Personally, I think web search is a lot more valuable compared to social networking. I hardly ever even bother to check my FB profile anymore. If I want to get in contact with a friend, I text or call them on the phone. If I wish to maintain a business contact, LinkedIn is the way to go. At one time MySpace seemed like a good purchase for $580 million. In a bubble economy, things look best right at the peak. I don't know if Facebook has peaked, but if they continue to become ever-more spam infested and continue to annoy and frustrate users over privacy, I can see someone beating them at their own game.
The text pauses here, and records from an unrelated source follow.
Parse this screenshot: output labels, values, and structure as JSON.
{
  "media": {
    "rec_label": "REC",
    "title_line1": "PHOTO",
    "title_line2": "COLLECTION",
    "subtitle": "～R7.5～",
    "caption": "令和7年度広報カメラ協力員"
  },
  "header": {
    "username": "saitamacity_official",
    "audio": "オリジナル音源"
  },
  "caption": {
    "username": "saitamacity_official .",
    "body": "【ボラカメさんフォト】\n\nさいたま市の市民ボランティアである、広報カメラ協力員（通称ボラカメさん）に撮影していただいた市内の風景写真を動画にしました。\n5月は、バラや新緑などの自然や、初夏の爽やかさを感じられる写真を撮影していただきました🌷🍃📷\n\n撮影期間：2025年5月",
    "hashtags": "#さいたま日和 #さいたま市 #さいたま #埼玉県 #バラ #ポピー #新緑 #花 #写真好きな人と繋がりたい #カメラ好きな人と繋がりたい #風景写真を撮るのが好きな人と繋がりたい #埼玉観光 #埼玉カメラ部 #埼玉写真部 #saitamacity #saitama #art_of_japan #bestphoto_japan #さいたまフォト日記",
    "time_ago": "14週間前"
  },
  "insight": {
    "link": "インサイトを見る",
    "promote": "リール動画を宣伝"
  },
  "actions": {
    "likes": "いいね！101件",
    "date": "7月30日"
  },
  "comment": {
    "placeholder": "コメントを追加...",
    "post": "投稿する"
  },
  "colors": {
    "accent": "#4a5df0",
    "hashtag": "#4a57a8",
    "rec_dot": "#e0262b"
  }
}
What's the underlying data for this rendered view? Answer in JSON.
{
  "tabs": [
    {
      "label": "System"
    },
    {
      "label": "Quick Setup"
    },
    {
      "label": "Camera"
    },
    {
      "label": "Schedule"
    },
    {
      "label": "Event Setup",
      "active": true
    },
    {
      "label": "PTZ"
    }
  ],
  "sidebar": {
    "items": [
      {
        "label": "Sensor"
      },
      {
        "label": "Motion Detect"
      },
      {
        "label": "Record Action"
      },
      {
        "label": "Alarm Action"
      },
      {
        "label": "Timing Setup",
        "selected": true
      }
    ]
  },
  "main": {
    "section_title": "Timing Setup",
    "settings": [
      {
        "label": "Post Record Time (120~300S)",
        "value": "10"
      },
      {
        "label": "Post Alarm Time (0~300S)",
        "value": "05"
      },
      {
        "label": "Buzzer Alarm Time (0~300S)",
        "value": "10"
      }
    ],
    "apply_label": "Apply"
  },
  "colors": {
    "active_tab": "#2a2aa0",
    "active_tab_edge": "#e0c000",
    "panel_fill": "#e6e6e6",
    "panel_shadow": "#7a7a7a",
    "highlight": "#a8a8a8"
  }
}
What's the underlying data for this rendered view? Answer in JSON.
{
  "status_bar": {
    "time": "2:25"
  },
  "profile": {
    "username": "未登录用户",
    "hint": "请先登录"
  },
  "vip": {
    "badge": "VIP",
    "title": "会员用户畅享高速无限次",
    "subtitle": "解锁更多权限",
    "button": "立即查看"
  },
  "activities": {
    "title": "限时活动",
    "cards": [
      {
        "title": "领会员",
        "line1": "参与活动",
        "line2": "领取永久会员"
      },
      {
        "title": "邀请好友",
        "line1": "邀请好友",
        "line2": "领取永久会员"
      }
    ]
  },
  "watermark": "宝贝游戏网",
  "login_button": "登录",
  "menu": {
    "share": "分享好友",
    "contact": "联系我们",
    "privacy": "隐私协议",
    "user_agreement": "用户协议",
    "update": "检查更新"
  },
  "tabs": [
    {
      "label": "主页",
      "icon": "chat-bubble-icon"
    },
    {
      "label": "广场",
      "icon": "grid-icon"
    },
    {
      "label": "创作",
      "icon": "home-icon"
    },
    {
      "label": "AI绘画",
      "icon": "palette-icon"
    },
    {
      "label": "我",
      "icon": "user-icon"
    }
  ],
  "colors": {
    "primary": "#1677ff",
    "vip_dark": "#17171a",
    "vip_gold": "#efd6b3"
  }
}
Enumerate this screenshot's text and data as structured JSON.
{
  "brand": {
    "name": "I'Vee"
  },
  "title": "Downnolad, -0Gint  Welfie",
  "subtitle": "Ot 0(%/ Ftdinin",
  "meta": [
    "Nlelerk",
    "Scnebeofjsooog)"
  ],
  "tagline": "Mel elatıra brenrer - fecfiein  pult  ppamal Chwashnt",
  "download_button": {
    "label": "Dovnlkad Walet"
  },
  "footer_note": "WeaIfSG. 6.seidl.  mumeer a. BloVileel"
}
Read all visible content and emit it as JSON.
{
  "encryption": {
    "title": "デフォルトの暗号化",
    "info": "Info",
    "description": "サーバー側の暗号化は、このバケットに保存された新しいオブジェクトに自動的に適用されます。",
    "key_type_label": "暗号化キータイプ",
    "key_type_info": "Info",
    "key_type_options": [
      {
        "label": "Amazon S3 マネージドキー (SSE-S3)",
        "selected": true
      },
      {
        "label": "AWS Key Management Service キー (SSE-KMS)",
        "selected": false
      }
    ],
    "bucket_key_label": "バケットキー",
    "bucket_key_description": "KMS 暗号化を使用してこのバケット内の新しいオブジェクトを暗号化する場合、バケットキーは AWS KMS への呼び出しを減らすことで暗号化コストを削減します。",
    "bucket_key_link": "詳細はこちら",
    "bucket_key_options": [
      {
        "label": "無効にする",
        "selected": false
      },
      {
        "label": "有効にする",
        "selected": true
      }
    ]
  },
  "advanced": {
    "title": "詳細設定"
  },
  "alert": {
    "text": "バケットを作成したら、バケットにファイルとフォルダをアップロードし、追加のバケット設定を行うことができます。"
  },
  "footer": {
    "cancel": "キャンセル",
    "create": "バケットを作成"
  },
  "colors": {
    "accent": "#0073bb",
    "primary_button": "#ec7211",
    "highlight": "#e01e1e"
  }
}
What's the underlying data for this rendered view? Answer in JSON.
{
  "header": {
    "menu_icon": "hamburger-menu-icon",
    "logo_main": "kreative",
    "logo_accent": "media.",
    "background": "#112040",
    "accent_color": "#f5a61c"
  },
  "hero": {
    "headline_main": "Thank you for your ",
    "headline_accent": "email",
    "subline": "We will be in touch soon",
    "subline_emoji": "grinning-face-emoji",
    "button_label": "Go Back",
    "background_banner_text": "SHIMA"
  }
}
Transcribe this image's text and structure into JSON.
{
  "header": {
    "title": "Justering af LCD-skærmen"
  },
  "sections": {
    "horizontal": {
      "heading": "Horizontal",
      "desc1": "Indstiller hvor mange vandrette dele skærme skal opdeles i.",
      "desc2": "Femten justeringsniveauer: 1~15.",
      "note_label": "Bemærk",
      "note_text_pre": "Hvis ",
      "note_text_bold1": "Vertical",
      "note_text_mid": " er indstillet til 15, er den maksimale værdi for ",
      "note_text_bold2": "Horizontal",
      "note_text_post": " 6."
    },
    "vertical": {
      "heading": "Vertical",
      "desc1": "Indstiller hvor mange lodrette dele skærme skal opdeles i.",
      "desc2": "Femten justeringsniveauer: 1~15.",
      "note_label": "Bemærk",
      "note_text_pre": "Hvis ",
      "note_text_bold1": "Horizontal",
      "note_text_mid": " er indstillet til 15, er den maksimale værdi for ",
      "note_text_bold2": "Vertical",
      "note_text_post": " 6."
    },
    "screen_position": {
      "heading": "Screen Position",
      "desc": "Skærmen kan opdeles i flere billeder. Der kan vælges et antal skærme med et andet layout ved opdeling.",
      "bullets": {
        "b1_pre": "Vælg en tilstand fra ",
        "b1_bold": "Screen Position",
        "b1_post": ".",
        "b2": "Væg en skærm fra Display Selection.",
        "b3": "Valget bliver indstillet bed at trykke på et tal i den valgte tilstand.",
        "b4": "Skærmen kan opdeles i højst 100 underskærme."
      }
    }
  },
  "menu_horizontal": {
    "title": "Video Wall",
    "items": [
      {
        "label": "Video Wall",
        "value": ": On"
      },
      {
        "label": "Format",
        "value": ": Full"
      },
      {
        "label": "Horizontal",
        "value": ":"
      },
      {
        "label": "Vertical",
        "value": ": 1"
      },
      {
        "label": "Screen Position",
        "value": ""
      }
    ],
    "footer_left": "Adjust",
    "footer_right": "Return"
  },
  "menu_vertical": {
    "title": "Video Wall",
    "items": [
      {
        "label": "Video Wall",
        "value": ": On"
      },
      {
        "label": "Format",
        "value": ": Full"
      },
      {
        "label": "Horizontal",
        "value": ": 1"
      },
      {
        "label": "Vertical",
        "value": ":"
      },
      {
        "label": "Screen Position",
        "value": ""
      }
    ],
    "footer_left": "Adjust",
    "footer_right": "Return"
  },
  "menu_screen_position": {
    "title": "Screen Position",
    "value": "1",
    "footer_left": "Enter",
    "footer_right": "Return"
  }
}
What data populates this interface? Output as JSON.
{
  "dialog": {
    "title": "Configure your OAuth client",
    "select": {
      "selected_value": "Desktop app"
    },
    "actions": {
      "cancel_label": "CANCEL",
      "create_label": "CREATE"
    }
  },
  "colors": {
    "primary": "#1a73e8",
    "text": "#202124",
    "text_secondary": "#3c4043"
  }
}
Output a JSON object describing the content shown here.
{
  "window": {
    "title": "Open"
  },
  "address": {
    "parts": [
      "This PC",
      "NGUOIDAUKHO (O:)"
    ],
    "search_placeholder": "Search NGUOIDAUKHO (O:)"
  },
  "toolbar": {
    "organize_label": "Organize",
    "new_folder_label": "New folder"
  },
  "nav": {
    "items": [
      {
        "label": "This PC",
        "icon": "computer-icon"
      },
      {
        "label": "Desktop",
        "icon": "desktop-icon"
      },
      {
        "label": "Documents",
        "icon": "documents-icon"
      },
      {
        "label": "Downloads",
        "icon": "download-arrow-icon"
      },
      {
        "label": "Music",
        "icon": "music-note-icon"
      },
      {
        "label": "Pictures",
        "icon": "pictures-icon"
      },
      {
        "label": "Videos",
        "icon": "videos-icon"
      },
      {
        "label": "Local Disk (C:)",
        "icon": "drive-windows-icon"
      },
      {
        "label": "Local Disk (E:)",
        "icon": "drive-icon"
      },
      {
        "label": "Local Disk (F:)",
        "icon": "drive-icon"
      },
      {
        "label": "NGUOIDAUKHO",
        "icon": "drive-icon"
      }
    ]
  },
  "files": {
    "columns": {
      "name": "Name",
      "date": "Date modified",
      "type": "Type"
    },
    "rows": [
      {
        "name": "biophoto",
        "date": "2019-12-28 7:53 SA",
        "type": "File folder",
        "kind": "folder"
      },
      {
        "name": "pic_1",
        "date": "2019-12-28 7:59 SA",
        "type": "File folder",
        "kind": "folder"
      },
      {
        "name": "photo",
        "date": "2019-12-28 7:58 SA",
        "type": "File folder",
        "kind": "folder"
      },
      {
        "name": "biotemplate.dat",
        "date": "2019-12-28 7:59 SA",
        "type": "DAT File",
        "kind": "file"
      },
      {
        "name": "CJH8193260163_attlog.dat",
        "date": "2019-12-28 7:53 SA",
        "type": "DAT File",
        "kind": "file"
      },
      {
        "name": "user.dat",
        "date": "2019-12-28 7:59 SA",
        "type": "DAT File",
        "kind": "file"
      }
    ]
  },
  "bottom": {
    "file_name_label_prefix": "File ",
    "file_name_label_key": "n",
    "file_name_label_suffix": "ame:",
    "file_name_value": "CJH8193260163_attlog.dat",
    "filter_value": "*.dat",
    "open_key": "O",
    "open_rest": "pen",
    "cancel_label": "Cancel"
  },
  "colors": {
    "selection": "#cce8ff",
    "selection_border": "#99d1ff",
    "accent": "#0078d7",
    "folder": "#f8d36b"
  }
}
It is however surprising just how big mistakes Wave and Buzz have been (IMHO).


Buzz still seems superior to me technologically. The reason it hasn't caught on is probably either lack of simplictiy, or bad luck/timing.

Wave I see as a work in progress/concept work. Features will probably bleed over to docs over time. In that it is not a failure I would say.


I think part of the reason Buzz hasn't caught on is the privacy debacle at the start. It left people with a bad association with Buzz, and that's not something that's easy to shake.

Wave I see mostly as an experiment. It can do some cool stuff, but I've never really had a use for it. I did see it used for streaming commentary the Google I/O keynote (courtesy of Lifehacker), and it worked fantastically for that. In fact, I'd say that was the nicest live coverage method I've seen. However, I personally still have not found a use for Wave.


For me Buzz is the tweets of about a dozen people I already follow on Twitter.


For me, it's one guy 'liking' YouTube videos.


If Buzz had had a really compelling user experience and killer features at the start then that's what the early media reaction would have been about.

Instead they launched a half-baked product, with high expectations because anything Google does immediately has a high standard to meet, and that let the unforced error they committed with privacy dominate the news.


It's certainly a failure from just how much it was being hyped up as "the next internet" etc.

Yeah I think quite possibly both are superior technically, and I think integrating Buzz with GMail was a good move, but I think they'd do better adding features and iterating gently toward where they want, rather than suddenly introducing new things that confuse/alarm users.


Personally? Lack of integration in clients. Everything hooks into Twitter. Everything hooks into FB. Extremely little hooks into Buzz. I also want more privacy & organization controls than it offers, but I doubt that has a lot of impact outside geekdom.

From my uses, at least. If/when it changes, I'll probably start using Buzz more.


Wave is no mistake (yet), it's still under construction. Also, it's a protocol, not that much a product. Also, the client-server protocol isn't even finished.


You get one chance to make a good impression.

People have moved on. Maybe there will be some killer app (farmville or something) released on top of wave, but I can't see why.

Protocols are fairly easy work. It's getting people to use stuff that's hard.


Please remember that Orkut is still the most popular social networking website in Brazil, by far (and in India too, if I remember well.)

But yeah, I don't know anyone that is using Wave or Buzz.